LAW ENFORCEMENT: THE LEGAL BASIS FOR THE WIRETAP
Going after the Bootleggers
For most of the 1920s a syndicate of bootleggers based in Seattle, Washington, operated with relative impunity throughout the Pacific Northwest and routinely smuggled major consignments of liquor into the United States from British Columbia. Such hauls were transported by oceangoing ships and deposited on remote beaches along the Puget Sound. Truck convoys carried this liquor inland to Seattle, where it was stored in various cellars within the city limits. These bootleggers reputedly sold two hundred cases of liquor per day.
Gathering Evidence through Wiretaps
Federal officials knew that the headquarters of this criminal organization was in the Seattle offices of a merchant marine company. Yet over the years this ring had established firm ties with local law enforcement authorities, who repeatedly warned them about upcoming raids. To collect hard evidence against this syndicate, the local division of the Federal Prohibition Bureau decided to wiretap the telephones at the bootleggers' headquarters and to "bug"
the residences of key syndicate members. By February 1926 an agent who had been a telephone lineman had successfully placed listening devices on the outside lines of a dozen office telephones. During the next six months agents listening to telephone conversations gathered evidence that led to the indictments of nearly forty individuals. The majority of them were tried collectively before the U.S. District Court for the Western District of Washington and were found guilty of violating federal prohibition laws.
Appeal to the Supreme Court
One of those convicted, Samuel Olmstead, decided to appeal this verdict. His attorneys contended that by wiretapping Olmstead's private telephone, federal agents had violated their client's right to privacy as guaranteed in the Fourth Amendment and his right to due process as guaranteed in the Fourteenth Amendment. The Supreme Court agreed to consider the case of Olmstead' v. United States in October 1927 and rendered its decision the following June.

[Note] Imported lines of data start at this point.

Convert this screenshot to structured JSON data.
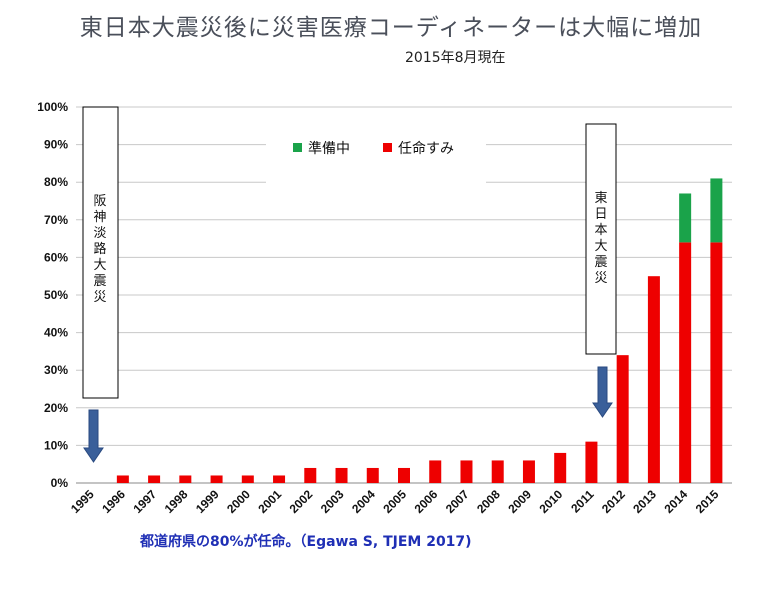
{
  "title": "東日本大震災後に災害医療コーディネーターは大幅に増加",
  "subtitle": "2015年8月現在",
  "caption": "都道府県の80%が任命。（Egawa S, TJEM 2017)",
  "annotations": [
    {
      "text": "阪神淡路大震災",
      "year": "1995"
    },
    {
      "text": "東日本大震災",
      "year": "2011"
    }
  ],
  "colors": {
    "appointed": "#ee0000",
    "preparing": "#1aa34a",
    "arrow": "#3a5f9a",
    "grid": "#c8c8c8"
  },
  "chart_data": {
    "type": "bar",
    "stacked": true,
    "categories": [
      "1995",
      "1996",
      "1997",
      "1998",
      "1999",
      "2000",
      "2001",
      "2002",
      "2003",
      "2004",
      "2005",
      "2006",
      "2007",
      "2008",
      "2009",
      "2010",
      "2011",
      "2012",
      "2013",
      "2014",
      "2015"
    ],
    "series": [
      {
        "name": "任命すみ",
        "color": "#ee0000",
        "values": [
          0,
          2,
          2,
          2,
          2,
          2,
          2,
          4,
          4,
          4,
          4,
          6,
          6,
          6,
          6,
          8,
          11,
          34,
          55,
          64,
          64
        ]
      },
      {
        "name": "準備中",
        "color": "#1aa34a",
        "values": [
          0,
          0,
          0,
          0,
          0,
          0,
          0,
          0,
          0,
          0,
          0,
          0,
          0,
          0,
          0,
          0,
          0,
          0,
          0,
          13,
          17
        ]
      }
    ],
    "yticks": [
      "0%",
      "10%",
      "20%",
      "30%",
      "40%",
      "50%",
      "60%",
      "70%",
      "80%",
      "90%",
      "100%"
    ],
    "ylim": [
      0,
      100
    ],
    "legend": "top-center",
    "grid": true
  }
}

The Supreme Court Decision
A five-member majority upheld Olmstead's conviction. Chief Justice William Howard Taft declared that he saw no sound legal reason to reverse the original judicial verdict. The wiretaps had been placed "without trespass upon any property of the defendant," Taft noted. The tap on Olmstead's business phone had been placed in the wire connection running through the basement in the building where Olmstead maintained an office, and, Taft observed, 'The tap on the residential line was made on the street near the house." Therefore, the court ruled that evidentiary information secured from such sources certainly did not violate the Fourth Amendment. Through legal wiretapping, Taft added, federal officials had been able to thwart the machinations of a "criminal conspiracy of amazing magnitude."
Brandeis's Dissenting Opinion
Associate Justice Louis Brandeis expressed his strong opposition to wire-tapping, expressing the belief that the practice clearly violated the Fourth and Fourteenth Amendments. "Crime is contagious," Brandeis wrote, "and when the Government becomes a lawbreaker, it breeds public contempt for the law.… it invites anarchy." He deplored the implicit notion that "the Government may commit crimes in order to secure the conviction of a common criminal" and closed his argument by stating, "Against this pernicious doctrine this Court should resolutely set its face." Such sentiments failed to change the attitude of the court majority. Through its ruling on Olmstead v. United States the Supreme Court created an important precedent, establishing the wiretap as a lawful method of obtaining evidence during an official criminal investigation.
Source:
Olmstead v. United States, 277 U.S. 438 (1928).